Reducing $c_{IE}$ or $c_{II}$ (disinhibition): weakens the restoring force on excitatory neurons, inflating their stability values while deflating those of inhibitory neurons. The basin narrows asymmetrically.
Increasing $c_{EE}$ (excess recurrent excitation): raises the global activity level. Stored patterns remain attractors but spurious high-activity states can emerge as new fixed points.
Asymmetric $c_{EI}$ and $c_{IE}$: breaks the symmetry of the weight matrix. The energy function is no longer well-defined, and the dynamics can exhibit limit cycles rather than convergence to fixed points.

The E/I sweep experiments (TODO) map out these regimes numerically, measuring stability numbers and basin sizes across the four-dimensional parameter space.

Appendix

Appendix A: The Stability Number

Amari (1972) defined

$$u_i\bigl(|\sigma\rangle\bigr) = \sigma_i \left( \sum_j J_{ij}\, \sigma_j \right)$$

which is positive when neuron $i$ agrees with the dynamics at state $|\sigma\rangle$, and negative when it does not. A state is a fixed point when every $u_i$ is positive; the smallest $u_i$ controls how many neurons can be flipped before the network leaves that state.
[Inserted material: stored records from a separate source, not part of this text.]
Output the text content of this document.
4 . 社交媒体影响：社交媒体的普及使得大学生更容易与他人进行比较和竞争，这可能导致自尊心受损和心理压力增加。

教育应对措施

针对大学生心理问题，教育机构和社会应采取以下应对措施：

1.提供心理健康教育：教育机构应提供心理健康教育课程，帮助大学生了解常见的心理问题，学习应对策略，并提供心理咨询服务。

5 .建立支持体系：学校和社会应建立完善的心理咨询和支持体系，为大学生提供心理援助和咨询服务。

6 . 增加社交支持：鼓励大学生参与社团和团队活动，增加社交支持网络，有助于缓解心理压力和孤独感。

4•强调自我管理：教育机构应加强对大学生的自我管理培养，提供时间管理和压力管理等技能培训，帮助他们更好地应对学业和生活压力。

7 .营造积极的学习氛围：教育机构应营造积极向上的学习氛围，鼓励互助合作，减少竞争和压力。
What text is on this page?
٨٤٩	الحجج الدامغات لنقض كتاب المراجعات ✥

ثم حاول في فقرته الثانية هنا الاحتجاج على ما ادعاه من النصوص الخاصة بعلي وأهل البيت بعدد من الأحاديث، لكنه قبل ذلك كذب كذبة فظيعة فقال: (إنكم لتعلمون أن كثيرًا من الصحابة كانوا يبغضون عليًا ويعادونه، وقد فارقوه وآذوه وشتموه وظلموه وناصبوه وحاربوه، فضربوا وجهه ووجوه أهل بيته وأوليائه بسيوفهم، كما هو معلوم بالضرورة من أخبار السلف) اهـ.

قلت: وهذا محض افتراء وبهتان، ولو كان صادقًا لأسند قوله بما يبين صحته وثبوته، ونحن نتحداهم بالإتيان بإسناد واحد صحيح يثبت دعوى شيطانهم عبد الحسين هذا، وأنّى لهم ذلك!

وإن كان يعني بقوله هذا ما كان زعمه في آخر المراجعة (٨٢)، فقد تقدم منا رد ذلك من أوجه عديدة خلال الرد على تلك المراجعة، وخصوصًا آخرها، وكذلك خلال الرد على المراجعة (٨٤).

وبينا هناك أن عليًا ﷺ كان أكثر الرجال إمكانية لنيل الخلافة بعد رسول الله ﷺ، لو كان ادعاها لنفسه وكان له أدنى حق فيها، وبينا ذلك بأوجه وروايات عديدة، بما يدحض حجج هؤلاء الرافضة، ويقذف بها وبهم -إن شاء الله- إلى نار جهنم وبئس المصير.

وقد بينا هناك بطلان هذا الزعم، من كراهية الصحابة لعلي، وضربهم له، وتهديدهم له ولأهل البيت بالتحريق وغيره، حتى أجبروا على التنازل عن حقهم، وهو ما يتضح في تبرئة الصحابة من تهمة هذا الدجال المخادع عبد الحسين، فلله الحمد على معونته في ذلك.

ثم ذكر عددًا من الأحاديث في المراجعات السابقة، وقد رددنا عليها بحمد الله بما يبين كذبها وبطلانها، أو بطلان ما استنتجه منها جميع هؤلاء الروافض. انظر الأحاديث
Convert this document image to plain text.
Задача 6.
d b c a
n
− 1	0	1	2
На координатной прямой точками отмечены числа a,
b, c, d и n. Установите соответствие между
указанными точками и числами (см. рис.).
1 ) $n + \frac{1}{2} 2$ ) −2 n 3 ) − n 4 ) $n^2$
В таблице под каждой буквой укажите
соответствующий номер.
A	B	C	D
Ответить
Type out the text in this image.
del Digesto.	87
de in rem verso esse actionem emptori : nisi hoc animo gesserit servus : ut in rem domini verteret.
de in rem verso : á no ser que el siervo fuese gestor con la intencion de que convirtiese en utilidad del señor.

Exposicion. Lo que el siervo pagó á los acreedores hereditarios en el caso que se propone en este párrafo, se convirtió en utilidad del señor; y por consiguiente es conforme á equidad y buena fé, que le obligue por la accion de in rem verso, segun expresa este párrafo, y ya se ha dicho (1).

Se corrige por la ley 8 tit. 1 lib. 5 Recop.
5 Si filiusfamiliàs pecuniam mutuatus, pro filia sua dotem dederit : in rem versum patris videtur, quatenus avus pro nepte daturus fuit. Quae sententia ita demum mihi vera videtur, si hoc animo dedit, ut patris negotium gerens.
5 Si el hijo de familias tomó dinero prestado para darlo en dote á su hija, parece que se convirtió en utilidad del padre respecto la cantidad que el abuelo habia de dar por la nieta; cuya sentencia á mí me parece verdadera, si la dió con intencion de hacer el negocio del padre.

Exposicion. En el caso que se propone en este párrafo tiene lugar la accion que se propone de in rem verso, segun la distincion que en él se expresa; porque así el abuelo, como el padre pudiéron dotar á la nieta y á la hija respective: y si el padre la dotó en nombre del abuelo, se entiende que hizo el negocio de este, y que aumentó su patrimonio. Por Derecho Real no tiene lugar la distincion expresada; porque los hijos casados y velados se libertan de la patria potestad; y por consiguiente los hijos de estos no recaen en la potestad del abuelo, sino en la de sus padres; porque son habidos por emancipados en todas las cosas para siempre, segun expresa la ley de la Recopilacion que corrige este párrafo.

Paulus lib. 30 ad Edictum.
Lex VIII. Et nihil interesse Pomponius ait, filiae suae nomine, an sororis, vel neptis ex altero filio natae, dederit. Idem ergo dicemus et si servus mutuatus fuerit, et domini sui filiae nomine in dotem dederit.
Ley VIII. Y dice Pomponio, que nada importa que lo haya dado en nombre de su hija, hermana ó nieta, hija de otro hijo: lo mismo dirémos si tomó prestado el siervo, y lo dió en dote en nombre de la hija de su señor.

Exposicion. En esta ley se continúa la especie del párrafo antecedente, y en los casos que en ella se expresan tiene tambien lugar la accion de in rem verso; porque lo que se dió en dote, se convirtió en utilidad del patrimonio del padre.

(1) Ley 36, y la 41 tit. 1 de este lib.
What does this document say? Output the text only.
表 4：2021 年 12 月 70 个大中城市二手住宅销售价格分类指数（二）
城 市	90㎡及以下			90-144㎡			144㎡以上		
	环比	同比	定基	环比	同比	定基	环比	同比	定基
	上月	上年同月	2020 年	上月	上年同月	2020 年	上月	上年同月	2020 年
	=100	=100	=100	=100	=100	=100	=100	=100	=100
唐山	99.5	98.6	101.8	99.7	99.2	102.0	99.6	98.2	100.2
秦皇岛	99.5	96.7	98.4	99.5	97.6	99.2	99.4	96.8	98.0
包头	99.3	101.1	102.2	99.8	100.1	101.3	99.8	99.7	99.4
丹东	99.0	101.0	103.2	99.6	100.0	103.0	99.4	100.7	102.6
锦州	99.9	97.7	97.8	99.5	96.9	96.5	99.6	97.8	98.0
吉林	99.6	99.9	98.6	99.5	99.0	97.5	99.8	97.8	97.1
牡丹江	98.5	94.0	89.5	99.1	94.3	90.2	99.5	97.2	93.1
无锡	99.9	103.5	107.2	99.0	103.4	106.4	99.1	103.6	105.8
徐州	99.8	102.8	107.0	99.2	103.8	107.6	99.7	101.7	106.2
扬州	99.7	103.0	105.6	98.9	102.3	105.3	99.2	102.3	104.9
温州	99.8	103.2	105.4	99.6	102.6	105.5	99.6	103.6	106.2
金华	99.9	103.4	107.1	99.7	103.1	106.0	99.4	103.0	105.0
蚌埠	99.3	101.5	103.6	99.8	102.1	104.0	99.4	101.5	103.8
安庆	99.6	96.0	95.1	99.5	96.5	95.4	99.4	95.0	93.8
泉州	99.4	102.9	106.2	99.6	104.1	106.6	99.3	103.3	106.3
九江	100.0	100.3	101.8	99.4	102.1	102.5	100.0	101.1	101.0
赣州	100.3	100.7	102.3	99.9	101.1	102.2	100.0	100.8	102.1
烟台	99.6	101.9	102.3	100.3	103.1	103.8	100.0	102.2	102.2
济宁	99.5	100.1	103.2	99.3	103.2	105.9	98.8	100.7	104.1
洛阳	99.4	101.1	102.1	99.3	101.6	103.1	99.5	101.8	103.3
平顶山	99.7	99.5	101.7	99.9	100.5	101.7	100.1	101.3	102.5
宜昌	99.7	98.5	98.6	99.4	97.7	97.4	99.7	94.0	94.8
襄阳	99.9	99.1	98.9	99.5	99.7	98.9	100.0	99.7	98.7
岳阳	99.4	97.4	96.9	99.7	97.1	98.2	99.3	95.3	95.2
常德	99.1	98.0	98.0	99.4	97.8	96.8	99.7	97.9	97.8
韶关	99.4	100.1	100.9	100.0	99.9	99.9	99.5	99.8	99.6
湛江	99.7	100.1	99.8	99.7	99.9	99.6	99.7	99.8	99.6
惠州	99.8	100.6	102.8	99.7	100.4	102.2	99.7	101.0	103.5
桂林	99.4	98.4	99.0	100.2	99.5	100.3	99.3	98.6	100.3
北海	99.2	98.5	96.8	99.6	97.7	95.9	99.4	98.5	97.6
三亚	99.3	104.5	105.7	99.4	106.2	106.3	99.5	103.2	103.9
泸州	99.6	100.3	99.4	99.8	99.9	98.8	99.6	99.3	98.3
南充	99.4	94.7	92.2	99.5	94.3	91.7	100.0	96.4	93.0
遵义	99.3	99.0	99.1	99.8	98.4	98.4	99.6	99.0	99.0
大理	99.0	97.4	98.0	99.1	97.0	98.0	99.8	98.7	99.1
When $|\xi^{(\alpha)}\rangle$ is an eigenvector with eigenvalue $\lambda^{(\alpha)}$, every $u_i$ is identical:

$$u_i\bigl(|\xi^{(\alpha)}\rangle\bigr) = \xi_i^{(\alpha)} \cdot \lambda^{(\alpha)} \xi_i^{(\alpha)} = \lambda^{(\alpha)}$$

The stability number — the basin radius in Hamming distance — is then

$$s = \left\lfloor \tfrac{\lambda^{(\alpha)}}{2} \right\rfloor$$

Under a perturbation with matrix entries $P_{ij}$, the uniformity breaks:

$$u_i\bigl(|\xi^{(\alpha)}\rangle\bigr) = \lambda^{(\alpha)} + \xi_i^{(\alpha)} \sum_j P_{ij}\, \xi_j^{(\alpha)}$$

The second term depends on $i$, so different neurons now have different margins. The basin radius is set by the weakest — the neuron with the smallest $u_i$. When the null-space constraints from §6–8 hold, this term vanishes and the basins are unchanged. When they are violated, the basins shrink.